Capitol stormed: Trump’s ex-lawyer summoned by House committee


Rudy Giuliani is notably accused of having tried to convince local elected officials to help cancel the results of the 2020 US presidential election.

Donald Trump’s former lawyer, Rudy Giuliani, and three other allies of the ex-president were summoned on Tuesday, January 18, to testify before the parliamentary committee responsible for investigating the assault on the Capitol.

Rudy Giuliani, mayor of New York at the time of 9/11 and one of Donald Trump’s closest allies, is accused of actively promoting allegations of voter fraud in the 2020 presidential election, and of trying to convince local elected officials to help annul election results. He was summoned to testify on February 8 before the so-called “January 6” parliamentary committee.

This seeks to establish the responsibility of Donald Trump and his entourage in the assault on the seat of Congress by several hundred of his supporters, when the elected officials certified the victory of his rival Joe Biden in the presidential election. “The special commission is looking into the reasons that contributed to the violence of January 6, including attempts to promote unsubstantiated allegations of electoral fraud”, said the elected Democrat Bennie Thompson, who chairs it, in a press release.

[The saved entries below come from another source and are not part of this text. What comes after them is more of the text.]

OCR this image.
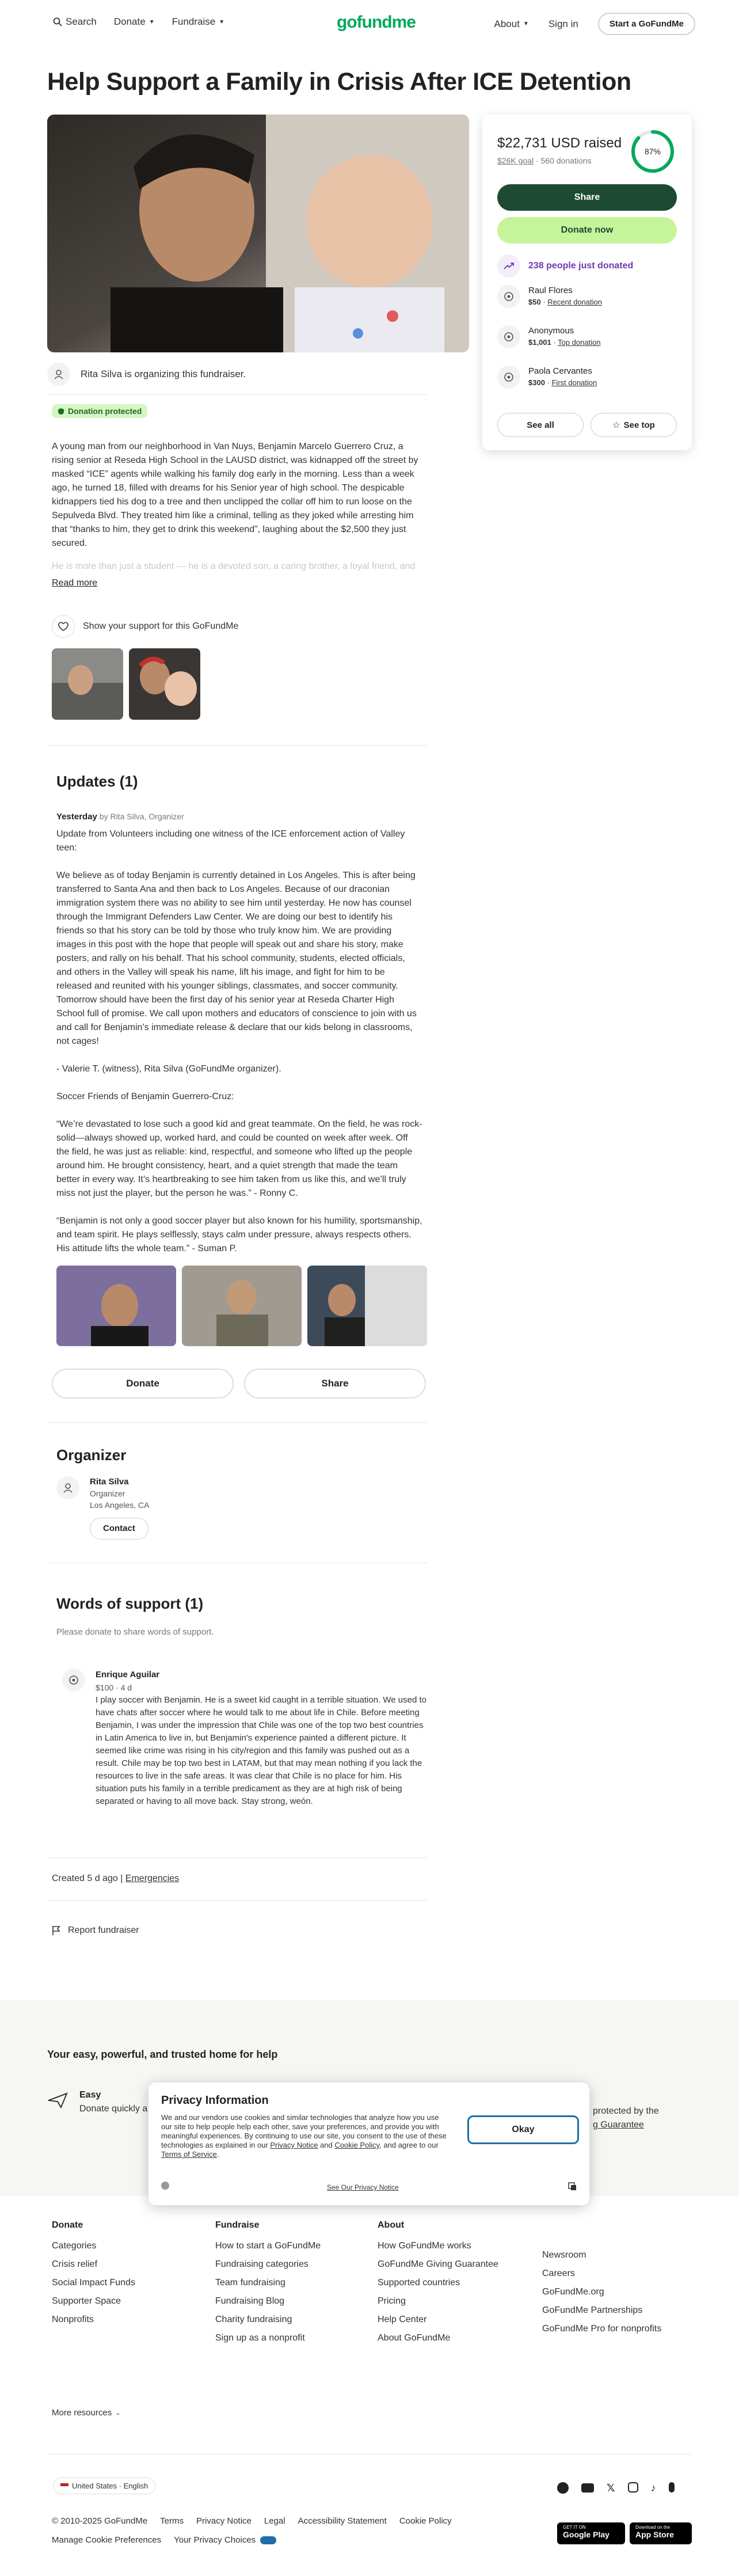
Search Donate ▼ Fundraise ▼	gofundme	About ▼ Sign in	Start a GoFundMe
Help Support a Family in Crisis After ICE Detention
Rita Silva is organizing this fundraiser.
Donation protected
A young man from our neighborhood in Van Nuys, Benjamin Marcelo Guerrero Cruz, a rising senior at Reseda High School in the LAUSD district, was kidnapped off the street by masked “ICE” agents while walking his family dog early in the morning. Less than a week ago, he turned 18, filled with dreams for his Senior year of high school. The despicable kidnappers tied his dog to a tree and then unclipped the collar off him to run loose on the Sepulveda Blvd. They treated him like a criminal, telling as they joked while arresting him that “thanks to him, they get to drink this weekend”, laughing about the $2,500 they just secured.
He is more than just a student — he is a devoted son, a caring brother, a loyal friend, and
Read more
Show your support for this GoFundMe
Updates (1)
Yesterday by Rita Silva, Organizer

Update from Volunteers including one witness of the ICE enforcement action of Valley teen:

We believe as of today Benjamin is currently detained in Los Angeles. This is after being transferred to Santa Ana and then back to Los Angeles. Because of our draconian immigration system there was no ability to see him until yesterday. He now has counsel through the Immigrant Defenders Law Center. We are doing our best to identify his friends so that his story can be told by those who truly know him. We are providing images in this post with the hope that people will speak out and share his story, make posters, and rally on his behalf. That his school community, students, elected officials, and others in the Valley will speak his name, lift his image, and fight for him to be released and reunited with his younger siblings, classmates, and soccer community. Tomorrow should have been the first day of his senior year at Reseda Charter High School full of promise. We call upon mothers and educators of conscience to join with us and call for Benjamin’s immediate release & declare that our kids belong in classrooms, not cages!

- Valerie T. (witness), Rita Silva (GoFundMe organizer).

Soccer Friends of Benjamin Guerrero-Cruz:

“We’re devastated to lose such a good kid and great teammate. On the field, he was rock-solid—always showed up, worked hard, and could be counted on week after week. Off the field, he was just as reliable: kind, respectful, and someone who lifted up the people around him. He brought consistency, heart, and a quiet strength that made the team better in every way. It’s heartbreaking to see him taken from us like this, and we’ll truly miss not just the player, but the person he was.” - Ronny C.

“Benjamin is not only a good soccer player but also known for his humility, sportsmanship, and team spirit. He plays selflessly, stays calm under pressure, always respects others. His attitude lifts the whole team.” - Suman P.

Donate	Share
Organizer
Rita Silva
Organizer
Los Angeles, CA
Contact
Words of support (1)
Please donate to share words of support.
Enrique Aguilar
$100 · 4 d
I play soccer with Benjamin. He is a sweet kid caught in a terrible situation. We used to have chats after soccer where he would talk to me about life in Chile. Before meeting Benjamin, I was under the impression that Chile was one of the top two best countries in Latin America to live in, but Benjamin's experience painted a different picture. It seemed like crime was rising in his city/region and this family was pushed out as a result. Chile may be top two best in LATAM, but that may mean nothing if you lack the resources to live in the safe areas. It was clear that Chile is no place for him. His situation puts his family in a terrible predicament as they are at high risk of being separated or having to all move back. Stay strong, weón.
Created 5 d ago | Emergencies
Report fundraiser
$22,731 USD raised
$26K goal · 560 donations
87%
Share
Donate now
238 people just donated
Raul Flores
$50 · Recent donation
Anonymous
$1,001 · Top donation
Paola Cervantes
$300 · First donation
See all	☆ See top
Your easy, powerful, and trusted home for help
Easy
Donate quickly a	protected by the
g Guarantee
Privacy Information
We and our vendors use cookies and similar technologies that analyze how you use our site to help people help each other, save your preferences, and provide you with meaningful experiences. By continuing to use our site, you consent to the use of these technologies as explained in our Privacy Notice and Cookie Policy, and agree to our Terms of Service.
Okay
See Our Privacy Notice
Donate
Categories
Crisis relief
Social Impact Funds
Supporter Space
Nonprofits
Fundraise
How to start a GoFundMe
Fundraising categories
Team fundraising
Fundraising Blog
Charity fundraising
Sign up as a nonprofit
About
How GoFundMe works
GoFundMe Giving Guarantee
Supported countries
Pricing
Help Center
About GoFundMe
Newsroom
Careers
GoFundMe.org
GoFundMe Partnerships
GoFundMe Pro for nonprofits
More resources ⌄
United States · English	𝕏	♪
© 2010-2025 GoFundMe Terms Privacy Notice Legal Accessibility Statement Cookie Policy
Manage Cookie Preferences Your Privacy Choices
GET IT ON
Google Play
Download on the
App Store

Another lawyer for Donald Trump, Sidney Powell, is also called to appear before these elected officials on the same date. With Rudy Giuliani, she had, during a particularly confusing press conference, promoted conspiracy theories, accusing Venezuela, Cuba and the Democrats pell-mell of having hatched an electoral plot. Others close to Donald Trump, such as his former chief of staff Mark Meadows, have already been targeted by these subpoenas. But faithful to the injunctions of the former president who describes the commission as “partisanthey refused to cooperate.

The commission, which is advancing at a forced march, however, said it had already heard nearly 400 witnesses. There is in fact urgency: she wishes at all costs to publish her conclusions before the mid-term elections, in November 2022. If the Democrats lose control of the House during the ballot, it risks being dissolved by the republicans.